Cons of HVAC Technician Work Environment

Despite the many benefits of working in an HVAC career, there are some drawbacks you should consider to decide if it’s the right career path for you:

1) Physically Demanding

Being an HVAC technician is a very physically demanding job. Not only do you perform hands-on work most of the time, but a lot of the work is done on rooftops and in attic spaces where the air is not conditioned.

While some people may find this type of job appealing, others would prefer to work at a desk in a conditioned office.

2) Long Hours During Busy Season

The busy season for HVAC technicians is normally the summer, requiring long days of hands-on work during the hottest time of the year. Depending on where you live, your longest days may be in the sweltering heat of summer.

3) May Be On-Call

Working in the HVAC industry may mean being on call. Most people have home HVAC systems, meaning that if someone has issues with their system outside of normal work hours, you may need to be able to go over and fix it at a moment’s notice. This may pull you away from your family or friends at an inconvenient time, but as mentioned above, at least you know that it is to help someone else.

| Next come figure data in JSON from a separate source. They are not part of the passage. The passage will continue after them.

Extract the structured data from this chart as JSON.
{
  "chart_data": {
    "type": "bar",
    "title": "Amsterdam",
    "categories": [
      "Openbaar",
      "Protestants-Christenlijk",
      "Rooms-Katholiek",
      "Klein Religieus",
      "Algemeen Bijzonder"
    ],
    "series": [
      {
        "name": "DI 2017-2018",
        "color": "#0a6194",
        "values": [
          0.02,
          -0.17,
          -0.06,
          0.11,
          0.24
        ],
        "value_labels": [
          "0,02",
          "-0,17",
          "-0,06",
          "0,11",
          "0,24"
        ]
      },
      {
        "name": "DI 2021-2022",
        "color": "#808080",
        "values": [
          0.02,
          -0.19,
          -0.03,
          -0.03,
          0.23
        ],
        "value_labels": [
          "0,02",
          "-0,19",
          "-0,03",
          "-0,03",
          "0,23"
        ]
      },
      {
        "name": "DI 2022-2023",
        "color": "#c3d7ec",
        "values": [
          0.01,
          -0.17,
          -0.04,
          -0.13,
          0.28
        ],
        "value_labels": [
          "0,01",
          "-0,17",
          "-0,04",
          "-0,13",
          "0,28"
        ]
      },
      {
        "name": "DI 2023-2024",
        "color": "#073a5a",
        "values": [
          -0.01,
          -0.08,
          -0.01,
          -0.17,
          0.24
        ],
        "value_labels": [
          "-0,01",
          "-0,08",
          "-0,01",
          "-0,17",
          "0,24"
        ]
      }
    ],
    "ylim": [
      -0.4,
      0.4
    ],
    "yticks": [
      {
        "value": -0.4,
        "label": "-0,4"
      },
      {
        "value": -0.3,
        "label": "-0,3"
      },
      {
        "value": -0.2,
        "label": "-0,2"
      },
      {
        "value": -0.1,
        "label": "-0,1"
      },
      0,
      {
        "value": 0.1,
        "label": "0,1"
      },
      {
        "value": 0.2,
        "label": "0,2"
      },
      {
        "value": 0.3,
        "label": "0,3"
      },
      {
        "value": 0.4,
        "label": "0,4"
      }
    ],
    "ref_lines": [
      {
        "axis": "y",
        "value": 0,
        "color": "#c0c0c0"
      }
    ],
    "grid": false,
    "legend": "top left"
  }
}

4) Takes Time to Learn HVAC

Although many HVAC companies pay employees while they learn, the pay is typically lower than that of a fully trained employee. Being that it is so extensive, HVAC training is not quick, and this may mean working for a lower than the desired salary for an extended period of time.

Unfortunately, most companies cannot afford to pay a full HVAC technician salary while they are spending time and resources to train you. Learn more about HVAC technician education and training requirements here.

5) Some Safety Hazards

Another con to working as an HVAC technician is the safety hazards that come with the job. These hazards include but are not limited to working with high voltage equipment, working with hazardous refrigerants, and working at heights.

While working as an HVAC technician inherently comes with some hazards, if you follow your training and work smart, it is unlikely that you will be injured on the job.

6) May Have to Pay for Certifications Out of Pocket

Getting additional HVAC certifications is a great way to move up in the industry. Unfortunately, many companies will require you to pay for these certifications out of pocket. While this may hurt your wallet in the short term, additional certifications may allow you to earn more in the future, offsetting the costs.

7) Often Work Alone for Most of the Day

Another con of working as an HVAC technician is that you may be required to work alone. A lot of HVAC technician tasks are one-man jobs, requiring the technician to work in isolation much more than other types of jobs. While some people may enjoy long periods of isolation, others may find it boring and lonely.